Geçen haftaların enteresan polemiklerinden biri, İstanbul’daki Zincirlikuyu Mezarlığı girişine yazılan Kur’an ayeti üzerineydi: “Her canlı ölümü tadacaktır.” CHP milletvekili adayı Prof. Binnaz Toprak, benim de katıldığım bir televizyon programında, bu uyarıyı “sinir bozucu” bulduğunu söyledi. Bunun üzerine de “Allah’ın ayetinden rahatsız olmakla” eleştirildi.
Aslında ben Binnaz hocanın, o sözüyle ne Allah’a, ne de dine saygısızlık etmek istemediğine eminim. Sanırım, daha ziyade, ölüm gerçeği karşısında hemen her insanın verebileceği “tabii” bir refleksi verdi; ölümle yüzleşmekten kaçınmak.
Bu, dediğim gibi, tabii bir insani reflekstir. Bu nedenle de, meseleyi “CHP’li laikleri eleştirme vesilesi” düzeyine indirgemek yerine, hepimizi ilgilendiren “varoluşsal bir sorun” olarak ele almak daha doğru olacak. Zaten, bir başka Kur’an ayetinin bildirdiği gibi, bu gibi varoluşsal meselelerde “zalim ve cahil” olan, şu veya bu insan grubu değil, genel olarak “insan”dır. (Ahzab Suresi, 72)
İlahi dinler, insanın işte bu ham doğasını olgunlaştırmak için vardır. “Ben neden varım, niçin öleceğim, öldüğümde ne olacak” gibi, hiçbir “bilimsel” yolla çözemeyeceğimiz varoluşsal sorularımıza cevap verirler. Dahası, bizi “gaflet”ten yani “kafayı kuma gömme” halinden kurtarmaya çalışırlar.
Bu çabanın en önemli unsurlarından biri de, “ölümü düşündürmek”tir. Çünkü kendisinden asla kaçamayacağımız bu tek gerçeği hatırda tutmak, bizi dünyevi hayatın tutkularından, hırslarından ve korkularından özgürleştirir. İslam büyüklerinin “nasihat istersen ölüm yeter” demesi, bundandır.
Özgürleştiren Gerçek
Türkiye’deki laik kesimin bir sorunu, muhafazakar kesimle aralarındaki “sınıfsal” çelişkinin bir sonucu olarak, dinden felsefi düzeyde dahi uzak kalması. Bunun doğal bir sonucu da, dini geleneğin içerdiği “nasihat”lardan tümüyle yoksun (ve dolayısıyla da epey kuru ve yüzeysel) bir hayat algısına sahip olması.

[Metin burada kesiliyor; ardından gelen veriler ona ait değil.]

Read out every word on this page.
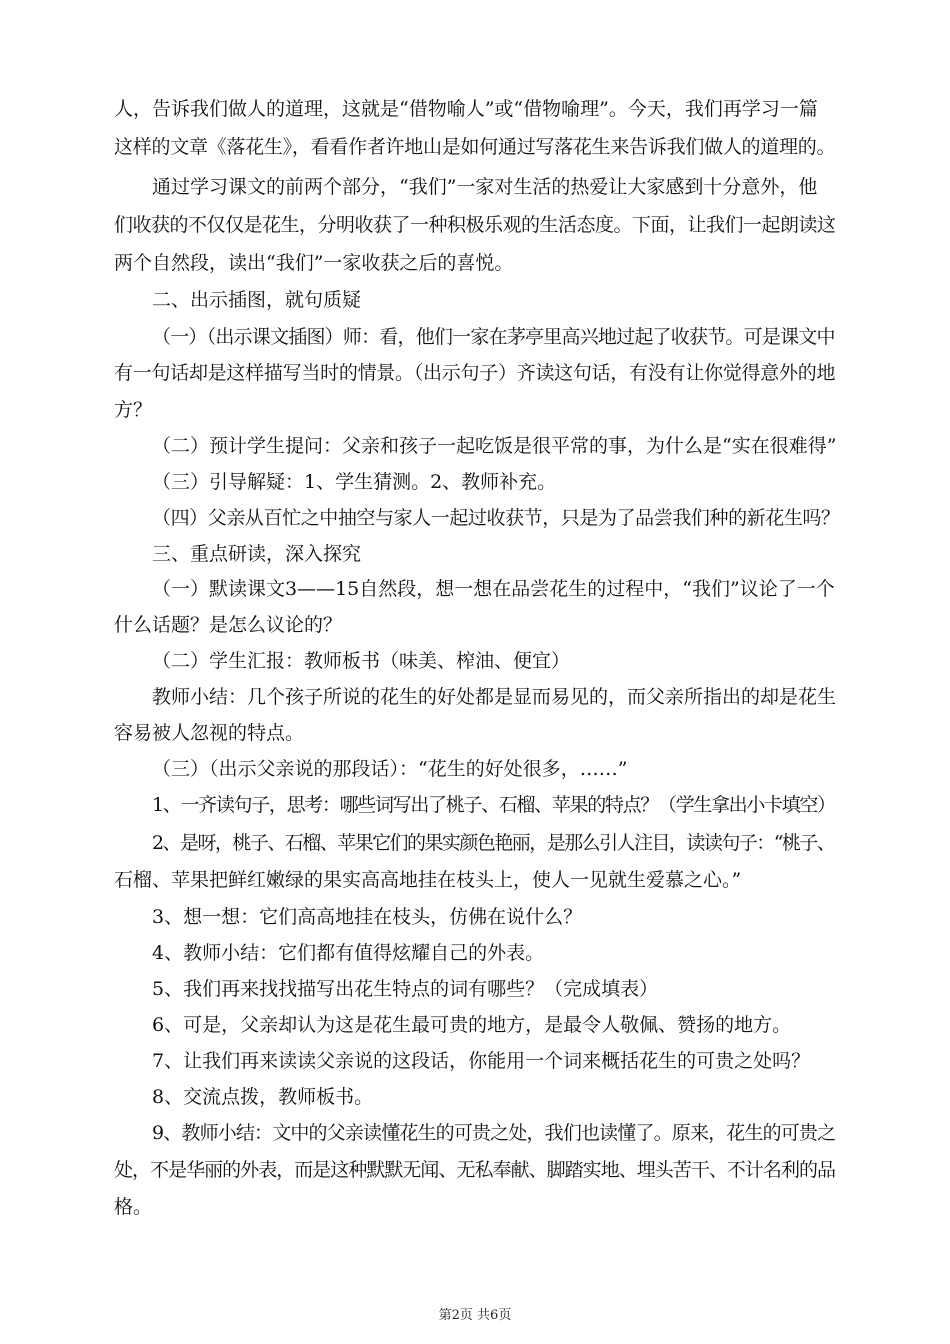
人，告诉我们做人的道理，这就是“借物喻人”或“借物喻理”。今天，我们再学习一篇
这样的文章《落花生》，看看作者许地山是如何通过写落花生来告诉我们做人的道理的。
通过学习课文的前两个部分，“我们”一家对生活的热爱让大家感到十分意外，他
们收获的不仅仅是花生，分明收获了一种积极乐观的生活态度。下面，让我们一起朗读这
两个自然段，读出“我们”一家收获之后的喜悦。
二、出示插图，就句质疑
（一）（出示课文插图）师：看，他们一家在茅亭里高兴地过起了收获节。可是课文中
有一句话却是这样描写当时的情景。（出示句子）齐读这句话，有没有让你觉得意外的地
方？
（二）预计学生提问：父亲和孩子一起吃饭是很平常的事，为什么是“实在很难得”
（三）引导解疑：1、学生猜测。2、教师补充。
（四）父亲从百忙之中抽空与家人一起过收获节，只是为了品尝我们种的新花生吗？
三、重点研读，深入探究
（一）默读课文3——15自然段，想一想在品尝花生的过程中，“我们”议论了一个
什么话题？是怎么议论的？
（二）学生汇报：教师板书（味美、榨油、便宜）
教师小结：几个孩子所说的花生的好处都是显而易见的，而父亲所指出的却是花生
容易被人忽视的特点。
（三）（出示父亲说的那段话）：“花生的好处很多，……”
1、一齐读句子，思考：哪些词写出了桃子、石榴、苹果的特点？（学生拿出小卡填空）
2、是呀，桃子、石榴、苹果它们的果实颜色艳丽，是那么引人注目，读读句子：“桃子、
石榴、苹果把鲜红嫩绿的果实高高地挂在枝头上，使人一见就生爱慕之心。”
3、想一想：它们高高地挂在枝头，仿佛在说什么？
4、教师小结：它们都有值得炫耀自己的外表。
5、我们再来找找描写出花生特点的词有哪些？（完成填表）
6、可是，父亲却认为这是花生最可贵的地方，是最令人敬佩、赞扬的地方。
7、让我们再来读读父亲说的这段话，你能用一个词来概括花生的可贵之处吗？
8、交流点拨，教师板书。
9、教师小结：文中的父亲读懂花生的可贵之处，我们也读懂了。原来，花生的可贵之
处，不是华丽的外表，而是这种默默无闻、无私奉献、脚踏实地、埋头苦干、不计名利的品
格。
第2页 共6页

Oysa “nasihat istersen ölüm yeter” dersinin sırrına varmak için, illa muhafazakar olmak gerekmiyor. Müslüman olmak dahi gerekmiyor. Bakın, Apple Bilgisayar’ın ünlü CEO’su Steve Jobs, 2005 yılında Stanford Üniversitesi’nde verdiği bir konferansta şöyle demiş:
“Yakında ölmüş olacağımı bilmek, hayattaki büyük kararları verirken bana en çok yardım eden araç oldu. Çünkü başka her şey; tüm dışsal beklentiler, gurur, utanç ve başarısızlık korkuları, tüm bunlar ölüm karşısında yok oluyor ve geriye sadece gerçekten önemli olan şey kalıyor. Öleceğinizi akılda tutmak, kaybedecek bir şeyleriniz olduğunu düşünme tuzağına düşmemek için bildiğim en iyi yoldur. Zaten çıplaksız. Kalbinizin sesini dinlememek için bir sebep yok.”

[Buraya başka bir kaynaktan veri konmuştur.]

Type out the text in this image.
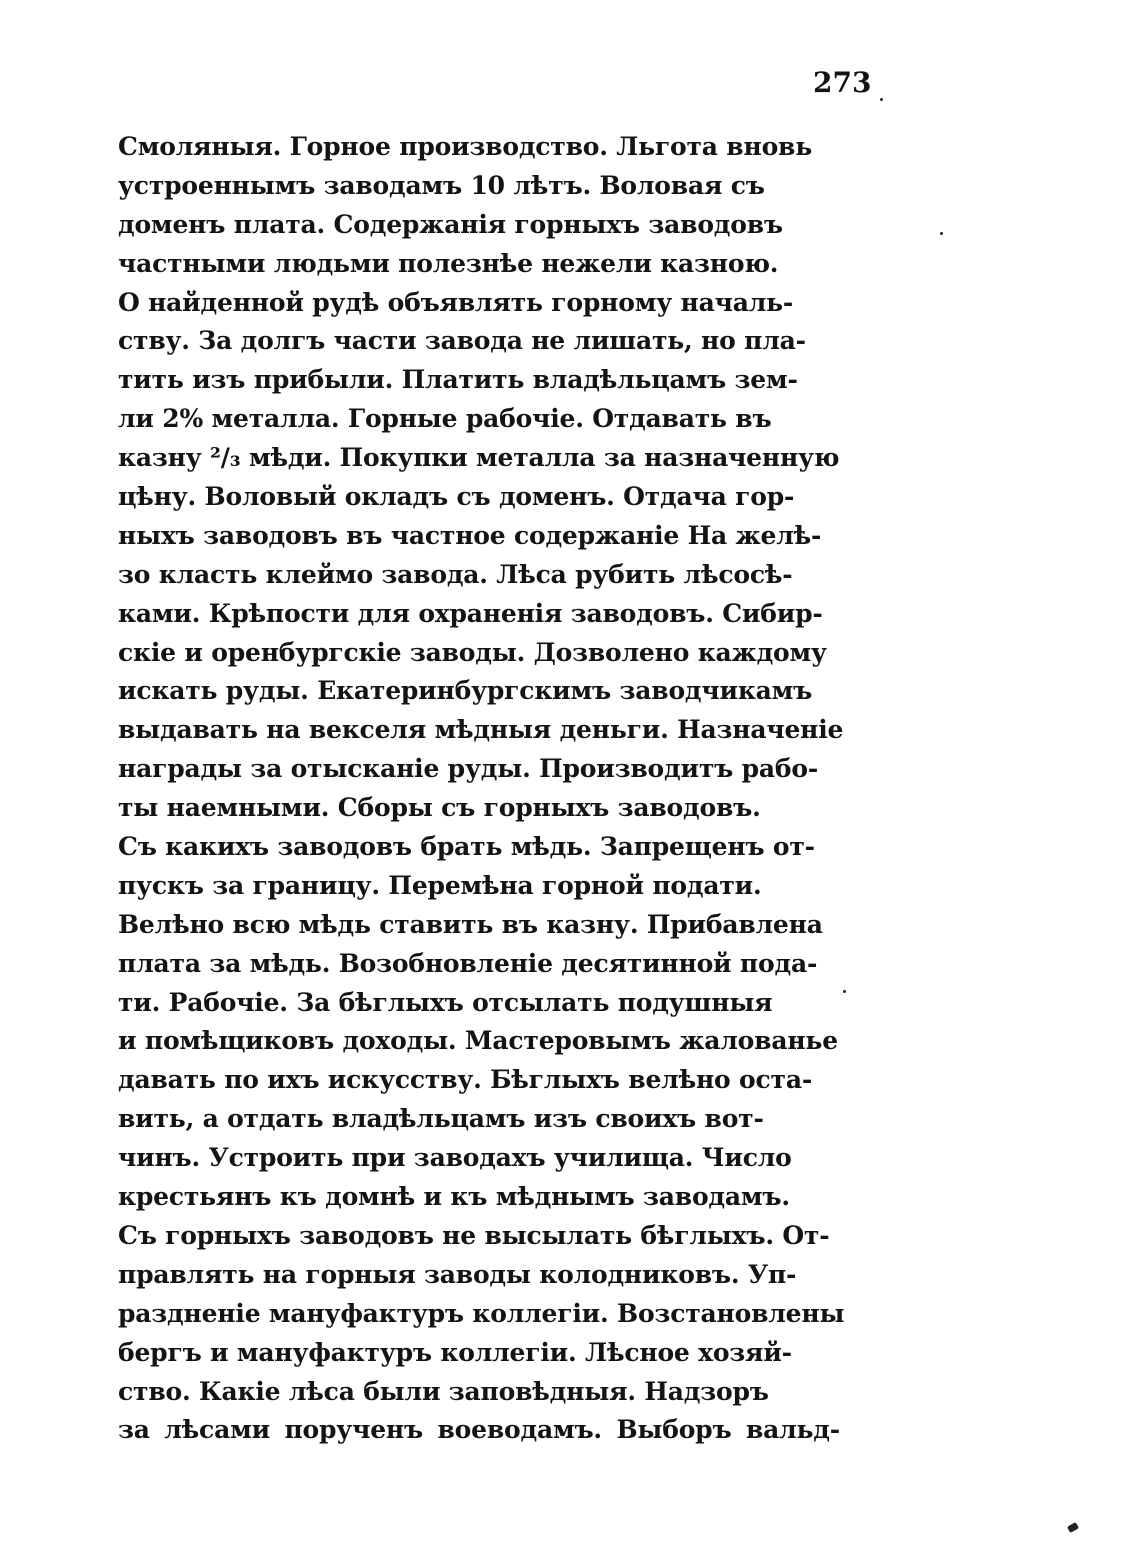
273
Смоляныя. Горное производство. Льгота вновь
устроеннымъ заводамъ 10 лѣтъ. Воловая съ
доменъ плата. Содержанія горныхъ заводовъ
частными людьми полезнѣе нежели казною.
О найденной рудѣ объявлять горному началь-
ству. За долгъ части завода не лишать, но пла-
тить изъ прибыли. Платить владѣльцамъ зем-
ли 2% металла. Горные рабочіе. Отдавать въ
казну ²/₃ мѣди. Покупки металла за назначенную
цѣну. Воловый окладъ съ доменъ. Отдача гор-
ныхъ заводовъ въ частное содержаніе На желѣ-
зо класть клеймо завода. Лѣса рубить лѣсосѣ-
ками. Крѣпости для охраненія заводовъ. Сибир-
скіе и оренбургскіе заводы. Дозволено каждому
искать руды. Екатеринбургскимъ заводчикамъ
выдавать на векселя мѣдныя деньги. Назначеніе
награды за отысканіе руды. Производитъ рабо-
ты наемными. Сборы съ горныхъ заводовъ.
Съ какихъ заводовъ брать мѣдь. Запрещенъ от-
пускъ за границу. Перемѣна горной подати.
Велѣно всю мѣдь ставить въ казну. Прибавлена
плата за мѣдь. Возобновленіе десятинной пода-
ти. Рабочіе. За бѣглыхъ отсылать подушныя
и помѣщиковъ доходы. Мастеровымъ жалованье
давать по ихъ искусству. Бѣглыхъ велѣно оста-
вить, а отдать владѣльцамъ изъ своихъ вот-
чинъ. Устроить при заводахъ училища. Число
крестьянъ къ домнѣ и къ мѣднымъ заводамъ.
Съ горныхъ заводовъ не высылать бѣглыхъ. От-
правлять на горныя заводы колодниковъ. Уп-
раздненіе мануфактуръ коллегіи. Возстановлены
бергъ и мануфактуръ коллегіи. Лѣсное хозяй-
ство. Какіе лѣса были заповѣдныя. Надзоръ
за лѣсами порученъ воеводамъ. Выборъ вальд-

Bunu ilk okuduğumda aklıma bir soru gelmişti, yine sorayım:
Steve Jobs gibi kreatif dehaların Türkiye’den pek çıkmaması, acaba laiklerin hep sandığı gibi “dini dogmaların” fazla güçlü olmasından değil, aksine insanlara ilham verecek, onları vasatlıktan çekip kurtaracak “dini hakikatlerin” yeterince kavranamayışından olmasın?
NOT I: Söz konusu ilhamı aramak isteyenlere, genç akademisyen Emre Dorman’ın yazdığı harika bir kitabı tavsiye edeyim: “İnsanlar Uyurlar, Ölünce Uyanırlar” (İstanbul Yayınevi, 2011)
NOT II: Ertuğrul Özkök, Cumartesi günkü Hürriyet yazısında bana dair övücü sözler sarf etti. Bu teveccühe ancak müteşekkir olabirim. Ancak Sayın Özkök’un aynı yazıda “liberal” yazarları iktidarperver ve vicdansız ilan edişine katılmadığımı da belirtmeliyim. Herkes gibi liberaller de hata yapıyordur; ama ben çoğunun ilkeli demokratlar olduğuna kâniyim.